San Jose--Bloom Energy made its long-anticipated debut today and while the company didn't share all of the details behind its so-called energy servers, it did give some.

An energy server can provide 100 kilowatts of power by converting natural gas or other hydrocarbons into electricity pretty much on demand. A single server is about the size of an industrial shipping crate, consists of four 25 kilowatt modules, and costs $700,000 to $800,000. In all, that means power for 9 to 10 cents after incentives in California.

But how does it work inside and what makes Bloom's better than the fuel cells designed by others? CEO and founder K.R. Sridhar gave us an explanation in the video. The picture shows two of the internal ceramic plates.

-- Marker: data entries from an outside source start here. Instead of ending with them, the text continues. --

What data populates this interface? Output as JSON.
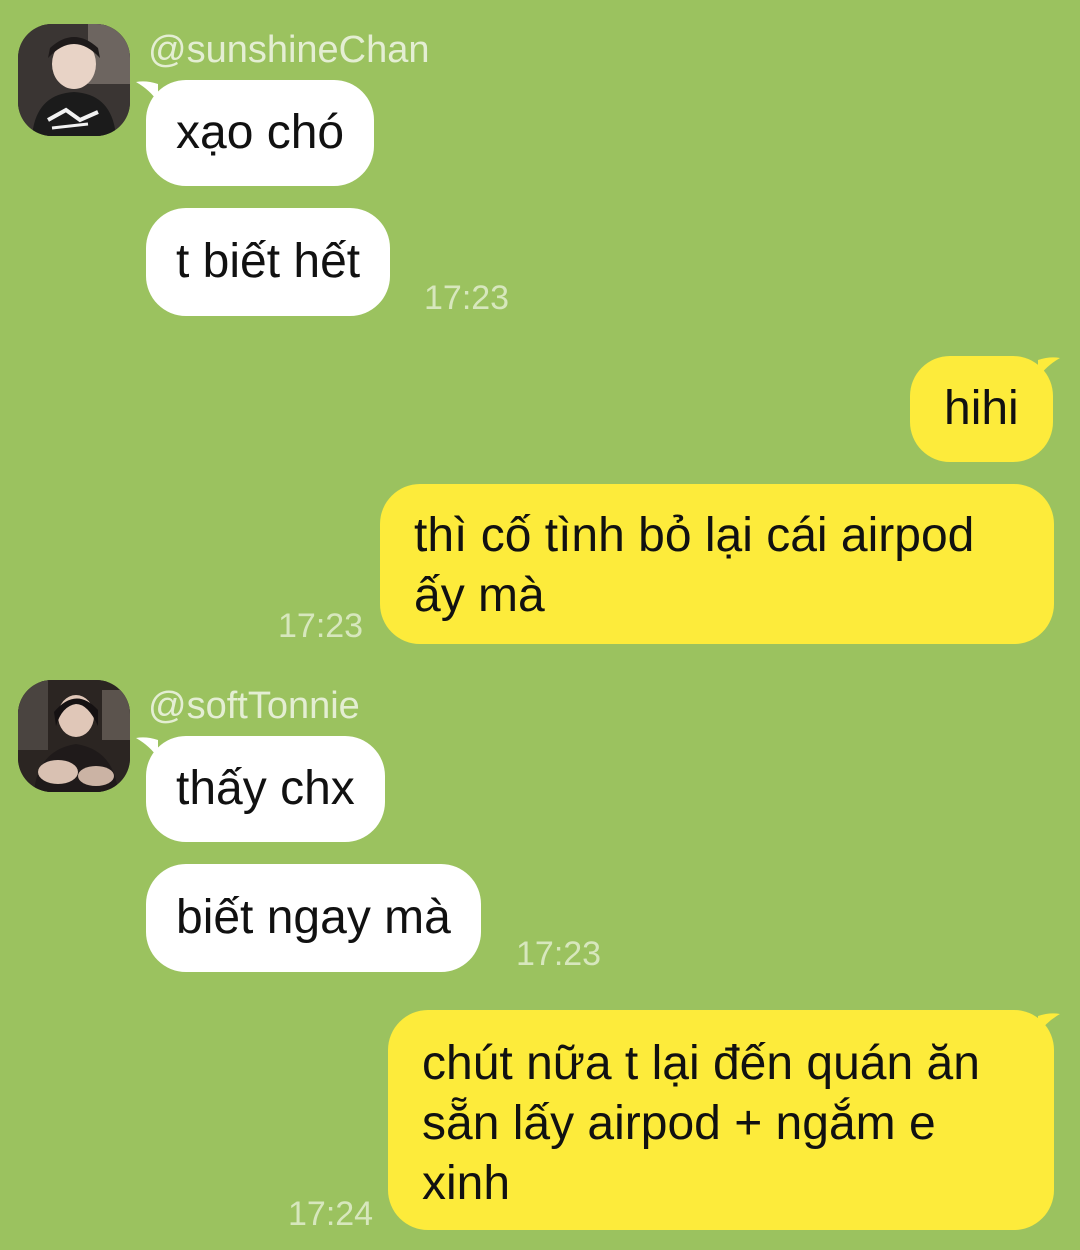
{
  "colors": {
    "background": "#9bc25f",
    "incoming_bubble": "#ffffff",
    "outgoing_bubble": "#fdeb3b",
    "username_text": "#e4eed3",
    "time_text": "#d7e7bd"
  },
  "messages": {
    "group1": {
      "username": "@sunshineChan",
      "avatar_icon": "user-avatar-icon",
      "bubbles": [
        "xạo chó",
        "t biết hết"
      ],
      "time": "17:23"
    },
    "group2": {
      "bubbles": [
        "hihi"
      ],
      "lines": [
        "thì cố tình bỏ lại cái airpod",
        "ấy mà"
      ],
      "time": "17:23"
    },
    "group3": {
      "username": "@softTonnie",
      "avatar_icon": "user-avatar-icon",
      "bubbles": [
        "thấy chx",
        "biết ngay mà"
      ],
      "time": "17:23"
    },
    "group4": {
      "lines": [
        "chút nữa t lại đến quán ăn",
        "sẵn lấy airpod + ngắm e",
        "xinh"
      ],
      "time": "17:24"
    }
  }
}
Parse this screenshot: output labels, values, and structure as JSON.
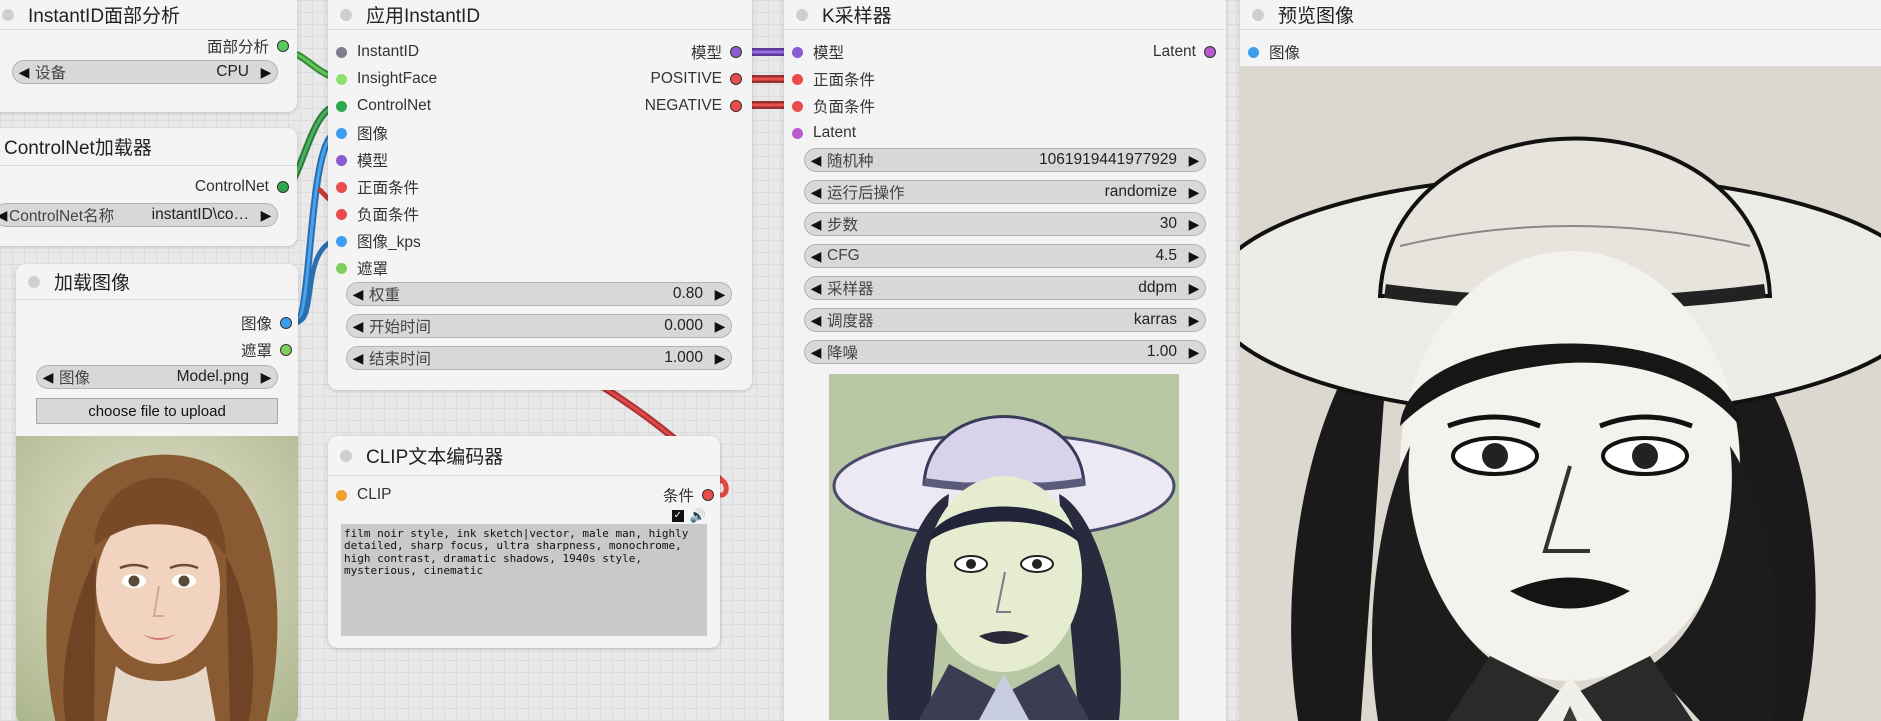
{
  "colors": {
    "image": "#3d9ef0",
    "mask": "#7fcf5c",
    "model": "#8a5bd3",
    "conditioning": "#ea4c4c",
    "latent": "#b85ad0",
    "clip": "#f0a030",
    "controlnet": "#2fa84f",
    "instantid": "#7e7e8e",
    "insightface": "#8de070"
  },
  "face_node": {
    "title": "InstantID面部分析",
    "output_face": "面部分析",
    "device_label": "设备",
    "device_value": "CPU"
  },
  "cn_node": {
    "title": "ControlNet加载器",
    "output_cn": "ControlNet",
    "name_label": "ControlNet名称",
    "name_value": "instantID\\co…"
  },
  "load_node": {
    "title": "加载图像",
    "output_image": "图像",
    "output_mask": "遮罩",
    "image_label": "图像",
    "image_value": "Model.png",
    "upload_label": "choose file to upload"
  },
  "apply_node": {
    "title": "应用InstantID",
    "inputs": [
      "InstantID",
      "InsightFace",
      "ControlNet",
      "图像",
      "模型",
      "正面条件",
      "负面条件",
      "图像_kps",
      "遮罩"
    ],
    "outputs": [
      "模型",
      "POSITIVE",
      "NEGATIVE"
    ],
    "weight_label": "权重",
    "weight_value": "0.80",
    "start_label": "开始时间",
    "start_value": "0.000",
    "end_label": "结束时间",
    "end_value": "1.000"
  },
  "clip_node": {
    "title": "CLIP文本编码器",
    "input_clip": "CLIP",
    "output_cond": "条件",
    "prompt": "film noir style, ink sketch|vector, male man, highly detailed, sharp focus, ultra sharpness, monochrome, high contrast, dramatic shadows, 1940s style, mysterious, cinematic"
  },
  "ksampler_node": {
    "title": "K采样器",
    "inputs": [
      "模型",
      "正面条件",
      "负面条件",
      "Latent"
    ],
    "output_latent": "Latent",
    "seed_label": "随机种",
    "seed_value": "1061919441977929",
    "control_label": "运行后操作",
    "control_value": "randomize",
    "steps_label": "步数",
    "steps_value": "30",
    "cfg_label": "CFG",
    "cfg_value": "4.5",
    "sampler_label": "采样器",
    "sampler_value": "ddpm",
    "scheduler_label": "调度器",
    "scheduler_value": "karras",
    "denoise_label": "降噪",
    "denoise_value": "1.00"
  },
  "preview_node": {
    "title": "预览图像",
    "input_image": "图像"
  }
}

Sridhar (in the video and earlier in the day) also explains how Bloom may enhance the fuel cell in the future for a push into the domestic market in about a decade and the enhancement represents both a step forward and a step back. Carbon dioxide and water are byproducts of the gas-to-electricity reaction. By adding some additional "plumbing" components, the fuel cell can capture the water, run it through the fuel cell later and produce hydrogen. Hydrogen could then be stored until needed to power a car or provide electricity to a home.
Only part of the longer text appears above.